The range of the V-1000 antimissile flight was determined to be 55 km with an average flight speed of 1000 m / s. Thus, the deadlines for the development of the anti-missile system seemed to be taken from the field of technical fiction, and the requirements for the new rocket also seemed defiant. However, the experience gained by the OKB-2 specialists during the development of the V-750 missile for the S-75 air defense missile system made it possible to count on success to some extent. Nevertheless, it was largely necessary to hope for the enthusiasm of the team.

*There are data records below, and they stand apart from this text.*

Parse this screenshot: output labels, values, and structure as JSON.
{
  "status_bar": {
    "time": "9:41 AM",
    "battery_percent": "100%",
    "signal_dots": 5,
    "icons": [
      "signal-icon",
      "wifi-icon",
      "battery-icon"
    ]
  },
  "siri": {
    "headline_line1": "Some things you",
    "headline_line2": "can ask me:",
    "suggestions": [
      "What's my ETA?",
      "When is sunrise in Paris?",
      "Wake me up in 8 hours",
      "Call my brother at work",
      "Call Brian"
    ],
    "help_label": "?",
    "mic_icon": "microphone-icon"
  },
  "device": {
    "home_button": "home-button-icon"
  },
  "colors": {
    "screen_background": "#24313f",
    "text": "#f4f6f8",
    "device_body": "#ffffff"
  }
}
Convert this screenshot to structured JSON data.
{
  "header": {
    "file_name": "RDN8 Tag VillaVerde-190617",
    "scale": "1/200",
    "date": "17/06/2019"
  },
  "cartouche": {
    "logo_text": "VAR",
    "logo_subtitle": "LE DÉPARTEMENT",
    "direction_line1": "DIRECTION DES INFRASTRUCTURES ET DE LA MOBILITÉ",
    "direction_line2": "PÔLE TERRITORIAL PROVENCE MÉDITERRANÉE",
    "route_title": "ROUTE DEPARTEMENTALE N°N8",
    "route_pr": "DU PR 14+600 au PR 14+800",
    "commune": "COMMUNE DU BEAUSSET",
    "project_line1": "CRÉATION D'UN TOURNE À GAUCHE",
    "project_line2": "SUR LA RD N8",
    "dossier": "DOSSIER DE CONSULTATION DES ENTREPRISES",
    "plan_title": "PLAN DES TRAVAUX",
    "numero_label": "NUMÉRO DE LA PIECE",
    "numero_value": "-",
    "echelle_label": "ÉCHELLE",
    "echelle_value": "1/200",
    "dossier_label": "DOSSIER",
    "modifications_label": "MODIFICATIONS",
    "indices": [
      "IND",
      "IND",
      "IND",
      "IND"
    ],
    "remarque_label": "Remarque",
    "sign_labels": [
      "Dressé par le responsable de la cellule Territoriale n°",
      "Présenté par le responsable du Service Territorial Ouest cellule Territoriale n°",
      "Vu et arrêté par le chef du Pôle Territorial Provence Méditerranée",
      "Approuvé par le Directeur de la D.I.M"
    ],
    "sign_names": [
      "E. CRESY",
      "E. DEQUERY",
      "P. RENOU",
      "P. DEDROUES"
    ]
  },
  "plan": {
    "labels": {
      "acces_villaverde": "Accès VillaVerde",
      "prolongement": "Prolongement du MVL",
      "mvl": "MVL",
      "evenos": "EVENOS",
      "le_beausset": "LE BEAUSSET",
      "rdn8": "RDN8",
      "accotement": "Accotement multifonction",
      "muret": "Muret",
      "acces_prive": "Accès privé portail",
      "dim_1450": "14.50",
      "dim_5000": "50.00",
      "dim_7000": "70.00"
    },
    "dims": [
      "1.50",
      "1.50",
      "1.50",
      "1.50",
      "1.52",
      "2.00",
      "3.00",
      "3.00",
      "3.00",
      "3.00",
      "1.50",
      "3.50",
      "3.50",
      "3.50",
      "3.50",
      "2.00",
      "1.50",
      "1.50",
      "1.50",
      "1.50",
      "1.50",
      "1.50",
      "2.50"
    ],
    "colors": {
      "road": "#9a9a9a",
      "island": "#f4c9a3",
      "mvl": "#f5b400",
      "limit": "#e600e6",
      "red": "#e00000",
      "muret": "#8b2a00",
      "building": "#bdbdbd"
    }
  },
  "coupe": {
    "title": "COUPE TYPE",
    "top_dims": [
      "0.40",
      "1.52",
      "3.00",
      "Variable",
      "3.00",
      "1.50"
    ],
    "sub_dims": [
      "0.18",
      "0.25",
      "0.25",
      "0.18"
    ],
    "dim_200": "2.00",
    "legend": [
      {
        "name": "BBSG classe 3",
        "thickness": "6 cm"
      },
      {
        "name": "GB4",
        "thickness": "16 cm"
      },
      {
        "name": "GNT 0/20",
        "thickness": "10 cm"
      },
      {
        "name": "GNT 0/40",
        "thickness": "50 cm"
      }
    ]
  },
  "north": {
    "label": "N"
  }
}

One of the main problems immediately encountered by the V-1000 developers was the provision of a maximum missile flight speed of up to 1500 m / s (at an average speed of 1000 m / s). While moving in an atmosphere of such velocities, the rockets have not yet reached. According to modern terminology, this was already a region of hypersonic velocities, the study of which was only just beginning in those years. Another, no less serious problem, was the provision of high maneuverability in the area of ??its meeting with a ballistic target (altitudes from 23 to 28 km) - up to 2-3 side-transshipment units.

Of course, from the standpoint of today, such characteristics for missile experts have become familiar, but then these were truly revolutionary demands. A missile flying in an atmosphere with hypersonic speed, and even capable of maneuvering - this seemed to be the limit of technical capabilities. But without such a missile, which sets the final point in the entire operation of the anti-missile complex, locators and the latest in computer technology became useless.

It was necessary to solve the problems, not even tomorrow, but it seemed a distant prospect. It was necessary to achieve stability, controllability of the missile during its flight at the launch and march areas. Ensure its entry into the control beam of the radar. Moreover, the aerodynamics of the rocket by that time in the zone of hypersonic flight velocities had been studied quite a bit. It was the first in the world to solve such problems.

In addition to these problems, there were dozens of others, no less complex and significant. For example: how to turn off the rocket engine of a rocket almost instantaneously and not make any disturbances in its flight? There were problems and a thermal barrier. According to calculations, the surface temperature of some rocket compartments in flight could reach 400-550 degrees. Time to search for answers was taken a little - a year, from the strength of two.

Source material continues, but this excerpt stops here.